Se fosse uma derrota apenas do futebol estaria tudo bem. Passaríamos alguns dias de tristeza, mas logo tocaríamos a bola pra frente.
Mas o que ocorreu no Mineirão foi muito mais do que coisa do futebol.
A Seleção Brasileira é muito mais do que um time. O futebol é parte fundamental da nossa identidade. É uma expressão de quem somos. Quando um brasileiro viaja ao exterior percebe que nosso futebol é algo que carregamos conosco ainda que não gostemos do esporte. É tão genuíno como nossa bandeira, nossa música, nossas paisagens. Talvez até mais do que isso. O encantamento, a curiosidade, o interesse que provocamos em comparação com outras nacionalidades está diretamente ligado à memória afetiva da nossa seleção. Somos Pelé, somos Zico, Sócrates, Falcão, Romário e Ronaldo.

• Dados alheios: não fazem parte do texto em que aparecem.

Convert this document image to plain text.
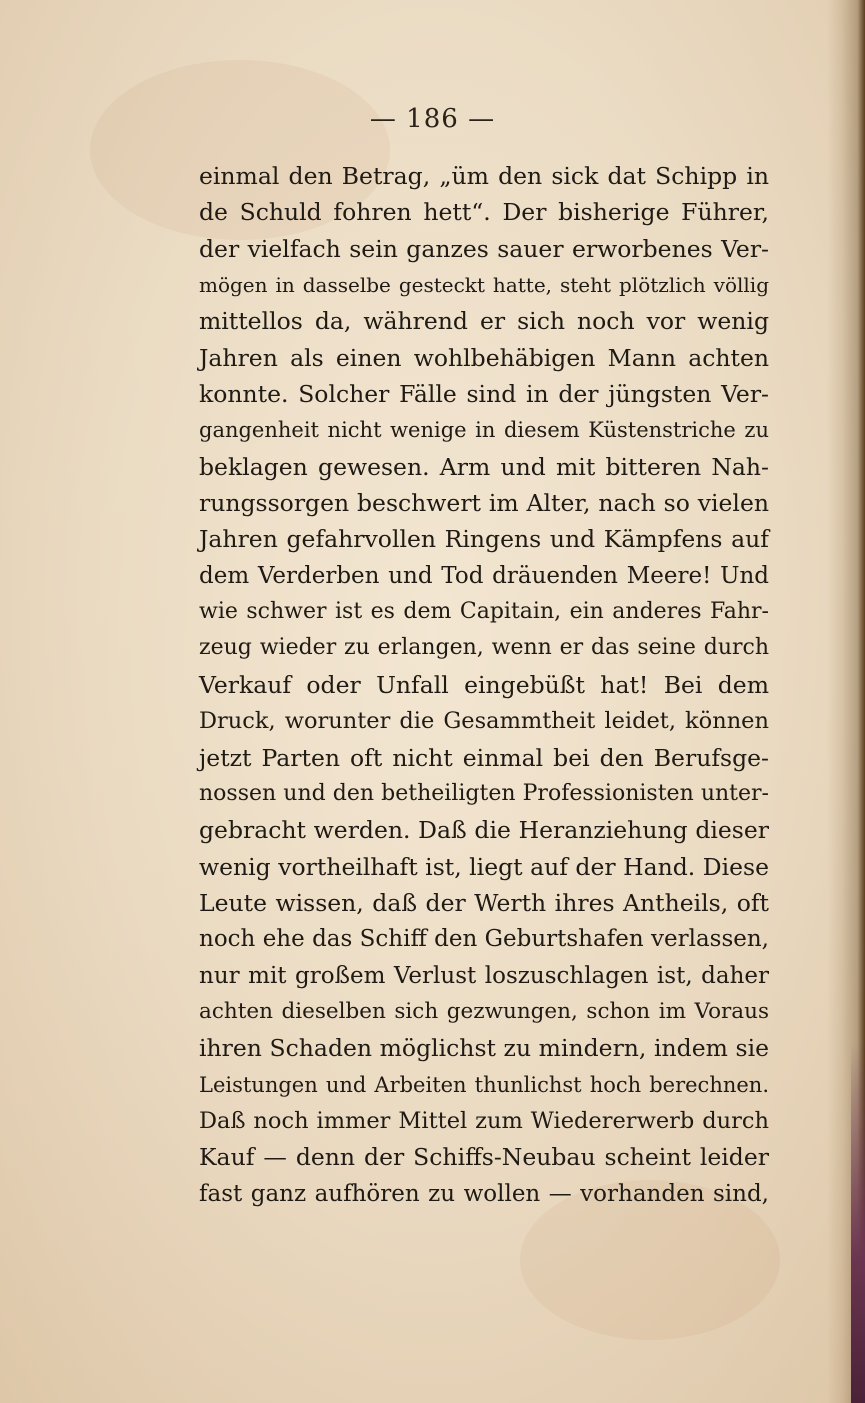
— 186 —
einmal den Betrag, „üm den sick dat Schipp in
de Schuld fohren hett“. Der bisherige Führer,
der vielfach sein ganzes sauer erworbenes Ver-
mögen in dasselbe gesteckt hatte, steht plötzlich völlig
mittellos da, während er sich noch vor wenig
Jahren als einen wohlbehäbigen Mann achten
konnte. Solcher Fälle sind in der jüngsten Ver-
gangenheit nicht wenige in diesem Küstenstriche zu
beklagen gewesen. Arm und mit bitteren Nah-
rungssorgen beschwert im Alter, nach so vielen
Jahren gefahrvollen Ringens und Kämpfens auf
dem Verderben und Tod dräuenden Meere! Und
wie schwer ist es dem Capitain, ein anderes Fahr-
zeug wieder zu erlangen, wenn er das seine durch
Verkauf oder Unfall eingebüßt hat! Bei dem
Druck, worunter die Gesammtheit leidet, können
jetzt Parten oft nicht einmal bei den Berufsge-
nossen und den betheiligten Professionisten unter-
gebracht werden. Daß die Heranziehung dieser
wenig vortheilhaft ist, liegt auf der Hand. Diese
Leute wissen, daß der Werth ihres Antheils, oft
noch ehe das Schiff den Geburtshafen verlassen,
nur mit großem Verlust loszuschlagen ist, daher
achten dieselben sich gezwungen, schon im Voraus
ihren Schaden möglichst zu mindern, indem sie
Leistungen und Arbeiten thunlichst hoch berechnen.
Daß noch immer Mittel zum Wiedererwerb durch
Kauf — denn der Schiffs-Neubau scheint leider
fast ganz aufhören zu wollen — vorhanden sind,
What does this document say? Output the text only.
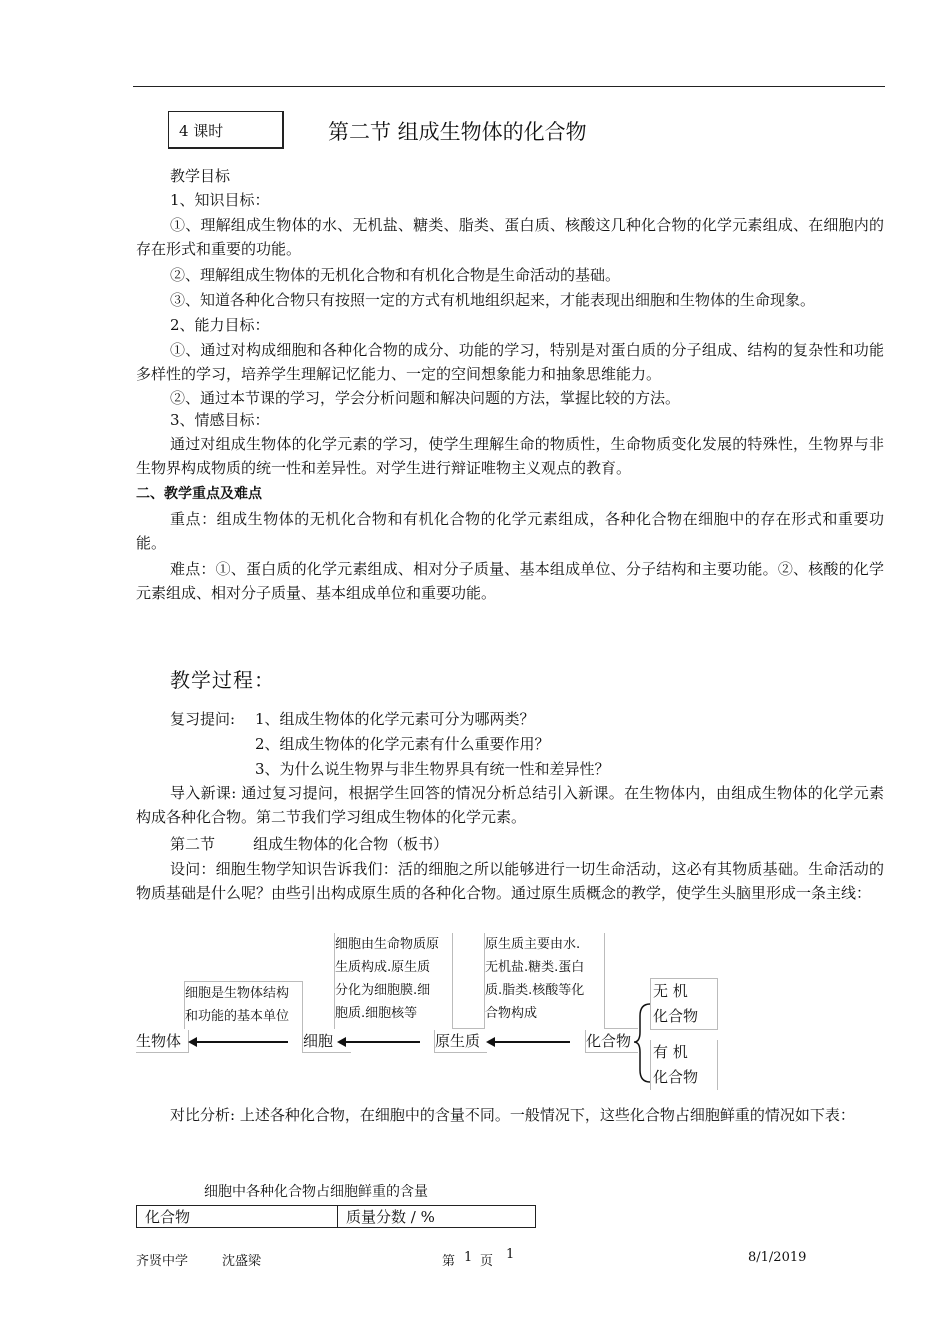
4 课时	第二节 组成生物体的化合物
教学目标
1、知识目标：
①、理解组成生物体的水、无机盐、糖类、脂类、蛋白质、核酸这几种化合物的化学元素组成、在细胞内的存在形式和重要的功能。
②、理解组成生物体的无机化合物和有机化合物是生命活动的基础。
③、知道各种化合物只有按照一定的方式有机地组织起来，才能表现出细胞和生物体的生命现象。
2、能力目标：
①、通过对构成细胞和各种化合物的成分、功能的学习，特别是对蛋白质的分子组成、结构的复杂性和功能多样性的学习，培养学生理解记忆能力、一定的空间想象能力和抽象思维能力。
②、通过本节课的学习，学会分析问题和解决问题的方法，掌握比较的方法。
3、情感目标：
通过对组成生物体的化学元素的学习，使学生理解生命的物质性，生命物质变化发展的特殊性，生物界与非生物界构成物质的统一性和差异性。对学生进行辩证唯物主义观点的教育。
二、教学重点及难点
重点：组成生物体的无机化合物和有机化合物的化学元素组成，各种化合物在细胞中的存在形式和重要功能。
难点：①、蛋白质的化学元素组成、相对分子质量、基本组成单位、分子结构和主要功能。②、核酸的化学元素组成、相对分子质量、基本组成单位和重要功能。
教学过程：
复习提问: 1、组成生物体的化学元素可分为哪两类？
2、组成生物体的化学元素有什么重要作用？
3、为什么说生物界与非生物界具有统一性和差异性？
导入新课: 通过复习提问，根据学生回答的情况分析总结引入新课。在生物体内，由组成生物体的化学元素构成各种化合物。第二节我们学习组成生物体的化学元素。
第二节        组成生物体的化合物（板书）
设问：细胞生物学知识告诉我们：活的细胞之所以能够进行一切生命活动，这必有其物质基础。生命活动的物质基础是什么呢？由些引出构成原生质的各种化合物。通过原生质概念的教学，使学生头脑里形成一条主线：
细胞是生物体结构
和功能的基本单位
细胞由生命物质原
生质构成.原生质
分化为细胞膜.细
胞质.细胞核等
原生质主要由水.
无机盐.糖类.蛋白
质.脂类.核酸等化
合物构成
生物体	细胞	原生质	化合物
无 机
化合物
有 机
化合物
对比分析: 上述各种化合物，在细胞中的含量不同。一般情况下，这些化合物占细胞鲜重的情况如下表：
细胞中各种化合物占细胞鲜重的含量
化合物	质量分数 / %
齐贤中学	沈盛梁	第 1 页 1	8/1/2019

Nossa política externa tira proveito deste encantamento para a construção de um "Soft Power" que tem contribuído para construção de uma espécie de liderança alternativa e apoiado nossa diplomacia.
O desastre do jogo contra a Alemanha foi fruto de questões relacionadas ao nosso futebol e também de cunho sociológico.
Serve para desmascarar falsas verdades que passaram a habitar o cotidiano do esporte principalmente a partir da derrota para a Itália em 1982, aí sim coisa tipicamente do futebol.
Passamos a negar aquilo que somos. A tentar imitar fórmulas "civilizadas" de futebol. A formar mais volantes do que atacantes, a copiar esquemas táticos que transformaram nosso futebol ano após ano em uma aberração esquizofrênica.
Fruto de entendimentos históricos equivocados, passamos a cultivar falsas virtudes.
Que o futebol brasileiro deveria ter apenas os grandes clubes e estes não deveriam mais jogar no interior do Brasil. Destruímos o nosso celeiro de craques.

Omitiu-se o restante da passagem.